I was talking to a prospect today and I was describing how closed loop marketing works and why it’s an effective way for agencies to prove the ROI of their services. One of people on the call asked me how they could deal with a client who had shitty salespeople that couldn’t close deals, wouldn’t it reflect badly on them, how could they tie everything to ROI when the actual sale was out of their control?

I think the answer needs to be worked out between the client and agency, but a starting point lies in something we do here at HubSpot between Sales and Marketing called the SLA (service level agreement). Through a collaboration, Sales and Marketing determine what qualifies as an MQL (marketing qualified lead) and how many of those marketing should be producing. This needs to be agreed to beforehand by both parties. When you’re delivering the agreed level of MQLs and (hopefully blowing it out of the water) you’ll be able to protect yourself against crappy salespeople and then you can hand them Rick Roberge’s business card.

2 Comments

April 24, 2012 · 10:02 pm

2 responses to “Crappy Salespeople and Closed Loop Marketing

  1. Dan, What a great title! Thanks for the mojo. It’s easy to see why you’re so successful. As you know, my most recent article asks the question, “Who Needs to Know? Marketing or Sales?” Sometimes it’s a lack of trust. Sometimes, one side doesn’t know what the other knows. Sometimes, we don’t know what we know that matters, but if we don’t trust and we don’t ask and we don’t answer, the whole company loses.

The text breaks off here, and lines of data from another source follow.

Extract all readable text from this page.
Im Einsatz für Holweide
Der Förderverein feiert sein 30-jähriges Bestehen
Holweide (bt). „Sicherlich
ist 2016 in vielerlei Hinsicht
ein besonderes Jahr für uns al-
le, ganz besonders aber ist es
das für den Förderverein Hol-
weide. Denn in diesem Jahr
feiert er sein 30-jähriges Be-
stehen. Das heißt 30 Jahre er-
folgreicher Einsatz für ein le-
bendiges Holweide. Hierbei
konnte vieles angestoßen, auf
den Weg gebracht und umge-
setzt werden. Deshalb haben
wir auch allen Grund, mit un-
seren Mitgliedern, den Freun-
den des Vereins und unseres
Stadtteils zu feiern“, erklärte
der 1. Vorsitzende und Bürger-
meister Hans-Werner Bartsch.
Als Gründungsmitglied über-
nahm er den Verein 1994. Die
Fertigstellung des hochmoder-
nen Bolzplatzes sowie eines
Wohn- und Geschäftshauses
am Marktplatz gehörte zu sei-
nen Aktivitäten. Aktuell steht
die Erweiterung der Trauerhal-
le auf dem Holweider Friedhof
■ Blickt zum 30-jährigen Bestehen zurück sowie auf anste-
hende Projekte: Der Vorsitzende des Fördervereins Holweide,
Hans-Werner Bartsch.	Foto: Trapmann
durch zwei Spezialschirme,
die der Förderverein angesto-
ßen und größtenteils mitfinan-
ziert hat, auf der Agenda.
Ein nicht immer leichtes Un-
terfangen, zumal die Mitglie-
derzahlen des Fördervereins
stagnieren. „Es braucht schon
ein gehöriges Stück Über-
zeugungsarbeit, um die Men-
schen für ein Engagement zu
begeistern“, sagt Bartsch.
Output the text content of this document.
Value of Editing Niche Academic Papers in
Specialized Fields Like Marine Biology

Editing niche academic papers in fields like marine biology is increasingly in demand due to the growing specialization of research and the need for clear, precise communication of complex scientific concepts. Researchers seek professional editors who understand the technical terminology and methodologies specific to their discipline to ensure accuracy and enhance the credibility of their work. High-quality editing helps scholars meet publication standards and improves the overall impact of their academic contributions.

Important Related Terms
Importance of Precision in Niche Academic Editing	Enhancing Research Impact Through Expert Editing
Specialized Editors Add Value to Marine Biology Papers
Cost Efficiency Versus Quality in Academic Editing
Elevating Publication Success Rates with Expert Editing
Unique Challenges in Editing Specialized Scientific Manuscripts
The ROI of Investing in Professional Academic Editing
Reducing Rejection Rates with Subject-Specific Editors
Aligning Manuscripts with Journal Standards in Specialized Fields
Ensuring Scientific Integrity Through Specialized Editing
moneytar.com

  2. Dan- your point on the SLA is what I call the path. If you haven’t read the book ‘Switch’ yet- it is one of my top 3 to read for 2012. I tend to think of sales as the elephant, marketing as the rider, and the SLA as the path.

    Rick’s point on lack of trust- if they path is designed and agreed on by both sales and marketing, then there is less wiggle room for finger pointing (your leads suck/you can’t close). Marketing doesn’t exhaust themselves trying to prove to sales why they should move down the path. Sales doesn’t act like the elephant in the china shop.

    The customer experience is what is really at stake here. Without that, brand evangelists will never be created, and company growth will stagnate.

    Oh, and as far as the relationship between the agency and the client? Same thing applies. I don’t tell me clients what to do, most of the time they know what they should be doing. I just help them design their own path and stay on it.